Bistro: Classic French Comfort Food
Anyone who has ever set foot in the Parisian bistros Allard, Benoit, and Aux Lyonnais will recognize many of the dishes in Bistro: Classic French Comfort Food. France’s celebrated Chef Alain Ducasse has assembled a selection of relatively homey dishes from these three restaurants, which are part of the more than 30 eateries he owns around the world.
If anyone knows about French bistro cooking and teaching it, it is Alain Ducasse, who has earned a collection of Michelin stars and who owns a cooking school in Paris. This grand master chef has also authored an ever-expanding library of cookbooks, including his famed encyclopedia Grand Livre Cuisine.
This newest volume, which could be considered a primer for cooking in a classic bistro, focuses strictly on the food. There is no verbal fluff. There’s no recipe introductions or cute sidebars. The only narratives are brief histories of the three bistros that provide the book’s recipes. For those hoping to learn about Ducasse’s journey to gastronomic stardom or his grand-mère’s favorite dessert, you’re out of luck.
Each recipe does, however, include French regional wine suggestions. As expected, recipes are written in meticulous detail, with ingredients listed in both metric and United States measures. The main recipe index is sparse, but it does include a section for recipes listed by restaurant, as well as instructions for “Basic Recipes” for stocks and sauces. There’s also a glossary of extremely basic cooking terms.
Like most of Ducasse’s cookbooks, Bistro is a joy for the eyes. Spectacular page-sized color photos accompany each recipe, and longing automatically sets in at the sight of glistening hunks of duck, lamb, and pork nestled in a cassoulet. A perfectly bronzed double-cut pork chop rests seductively in its bed of cabbage, and a tender slice of marjolaine cake makes you forget any thoughts of a diet.
Recipes are divided into the broad categories of appetizers, main courses, and desserts. The most interesting sub-category is titled Organ Meats. Tripe à la Lyonnaise, Crispy Pig’s Feet, Sabodet (pig’s head sausage) Cooked in Rasteau Wine, Veal Kidneys with Madeira Sauce—what Americans typically throw away turns into gastronomic works of art. Even if a cook is not inclined to seek out offal, cockscombs, and pig trotters, she will have fun reading about the rustic French dishes that call for them.
The majority of Bistro’s recipes greet you like long-lost friends. There’s Onion Soup, Grilled Salmon with Bérnaise, Duck Confit, Braised Chicken, and Rabbit in Mustard Sauce. Desserts include the French standbys Chocolate Mousse, Floating Island, Rum Savarin, and Tarte Tatin. All predictable bistro fare? Of course. But a step inside any bistro comes with expectations, which mainly include relatively plain décor and a reasonably priced menu that isn’t faddish.

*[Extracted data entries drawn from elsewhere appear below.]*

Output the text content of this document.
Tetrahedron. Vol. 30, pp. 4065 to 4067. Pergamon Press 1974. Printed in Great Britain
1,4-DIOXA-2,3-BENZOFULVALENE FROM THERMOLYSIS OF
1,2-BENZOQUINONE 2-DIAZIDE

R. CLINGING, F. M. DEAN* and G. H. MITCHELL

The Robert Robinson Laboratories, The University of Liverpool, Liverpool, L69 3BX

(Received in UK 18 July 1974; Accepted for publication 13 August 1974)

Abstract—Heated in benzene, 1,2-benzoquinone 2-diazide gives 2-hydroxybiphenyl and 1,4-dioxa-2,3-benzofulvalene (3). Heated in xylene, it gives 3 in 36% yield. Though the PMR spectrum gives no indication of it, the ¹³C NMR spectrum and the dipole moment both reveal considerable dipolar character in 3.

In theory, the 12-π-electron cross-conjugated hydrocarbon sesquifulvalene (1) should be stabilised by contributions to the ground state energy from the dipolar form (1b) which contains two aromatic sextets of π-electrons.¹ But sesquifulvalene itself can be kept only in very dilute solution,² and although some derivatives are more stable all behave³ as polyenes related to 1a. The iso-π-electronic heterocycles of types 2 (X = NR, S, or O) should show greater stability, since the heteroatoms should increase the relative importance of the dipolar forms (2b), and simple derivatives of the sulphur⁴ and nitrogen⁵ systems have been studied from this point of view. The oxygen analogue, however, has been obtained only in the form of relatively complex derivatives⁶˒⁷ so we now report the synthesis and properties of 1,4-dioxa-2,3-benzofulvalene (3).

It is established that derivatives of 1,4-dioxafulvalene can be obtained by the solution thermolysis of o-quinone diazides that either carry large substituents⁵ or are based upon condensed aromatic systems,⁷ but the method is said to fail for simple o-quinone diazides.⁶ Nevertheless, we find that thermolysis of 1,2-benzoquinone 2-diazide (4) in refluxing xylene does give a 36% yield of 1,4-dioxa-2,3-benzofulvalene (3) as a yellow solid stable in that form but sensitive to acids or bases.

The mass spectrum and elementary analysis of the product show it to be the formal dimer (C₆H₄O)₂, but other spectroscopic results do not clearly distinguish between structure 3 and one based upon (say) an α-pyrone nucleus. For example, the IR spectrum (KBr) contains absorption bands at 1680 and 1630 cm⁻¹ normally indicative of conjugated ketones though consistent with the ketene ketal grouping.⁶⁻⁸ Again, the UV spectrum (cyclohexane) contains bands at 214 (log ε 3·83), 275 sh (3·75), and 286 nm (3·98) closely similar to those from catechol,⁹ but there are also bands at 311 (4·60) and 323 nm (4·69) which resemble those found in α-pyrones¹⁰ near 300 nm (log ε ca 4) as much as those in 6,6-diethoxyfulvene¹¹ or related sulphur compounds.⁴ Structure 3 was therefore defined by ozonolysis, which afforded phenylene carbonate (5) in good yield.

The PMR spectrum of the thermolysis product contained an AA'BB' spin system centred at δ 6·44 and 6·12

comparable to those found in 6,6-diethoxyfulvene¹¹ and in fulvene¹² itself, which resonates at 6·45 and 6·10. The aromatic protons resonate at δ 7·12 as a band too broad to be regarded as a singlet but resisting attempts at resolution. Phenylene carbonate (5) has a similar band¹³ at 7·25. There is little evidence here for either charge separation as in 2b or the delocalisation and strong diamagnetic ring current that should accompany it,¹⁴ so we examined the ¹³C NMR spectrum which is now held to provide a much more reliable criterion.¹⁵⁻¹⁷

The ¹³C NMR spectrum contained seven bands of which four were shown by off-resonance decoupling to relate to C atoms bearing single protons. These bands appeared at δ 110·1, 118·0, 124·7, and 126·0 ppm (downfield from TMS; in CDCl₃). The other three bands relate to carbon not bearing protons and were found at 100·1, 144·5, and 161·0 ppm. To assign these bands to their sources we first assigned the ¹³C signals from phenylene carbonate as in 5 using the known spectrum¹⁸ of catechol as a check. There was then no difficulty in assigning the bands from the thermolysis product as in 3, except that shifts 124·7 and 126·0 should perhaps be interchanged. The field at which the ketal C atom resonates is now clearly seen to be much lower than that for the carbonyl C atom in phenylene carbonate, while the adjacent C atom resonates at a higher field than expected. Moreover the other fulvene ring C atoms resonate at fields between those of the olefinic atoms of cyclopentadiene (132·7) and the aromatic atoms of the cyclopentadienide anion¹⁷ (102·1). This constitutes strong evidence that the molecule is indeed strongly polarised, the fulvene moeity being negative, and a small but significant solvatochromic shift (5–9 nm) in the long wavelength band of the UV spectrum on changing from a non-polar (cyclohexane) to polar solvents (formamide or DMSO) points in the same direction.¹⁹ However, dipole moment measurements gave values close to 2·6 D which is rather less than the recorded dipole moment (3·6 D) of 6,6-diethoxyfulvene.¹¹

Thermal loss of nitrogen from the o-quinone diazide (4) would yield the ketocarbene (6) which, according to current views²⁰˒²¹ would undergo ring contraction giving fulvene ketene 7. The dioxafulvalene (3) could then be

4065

Even though Bistro’s recipes aren’t considered haute cuisine, they definitely aren’t ho-hum either. Each dish is seasoned with the precision of a scientist, and is appropriately sauced, garnished, and finished. The downside to this perfection is that preparing it may not be everyone’s cup of foie gras.
Most recipes have multiple components, and there’s step upon step of instructions. Ingredient lists are long, and many call for items not easy to find. Anyone with a little time and kitchen finesse will find Bistro easy enough to tackle. But getting dishes to the table won’t happen in a few minutes, especially for novice cooks. There are a handful of recipes that can be tossed together quickly, such as Sole Meunière and Cocotte of Braised Grenaille Potatoes. These simple courses, however, are in the minority.
Regardless of cooking expertise, everyone will find this book a beautiful ensemble of classic bistro fare. The pâtés, soups, roasts, and tarts may grace the menus of Alain Ducasse’s vaunted restaurants, but they are also what is expected on a French grandmother’s table. No matter where they are served, these dishes will never go out of style. It is worth every serious cook’s time to master a few, and Bistro teaches the basics nicely.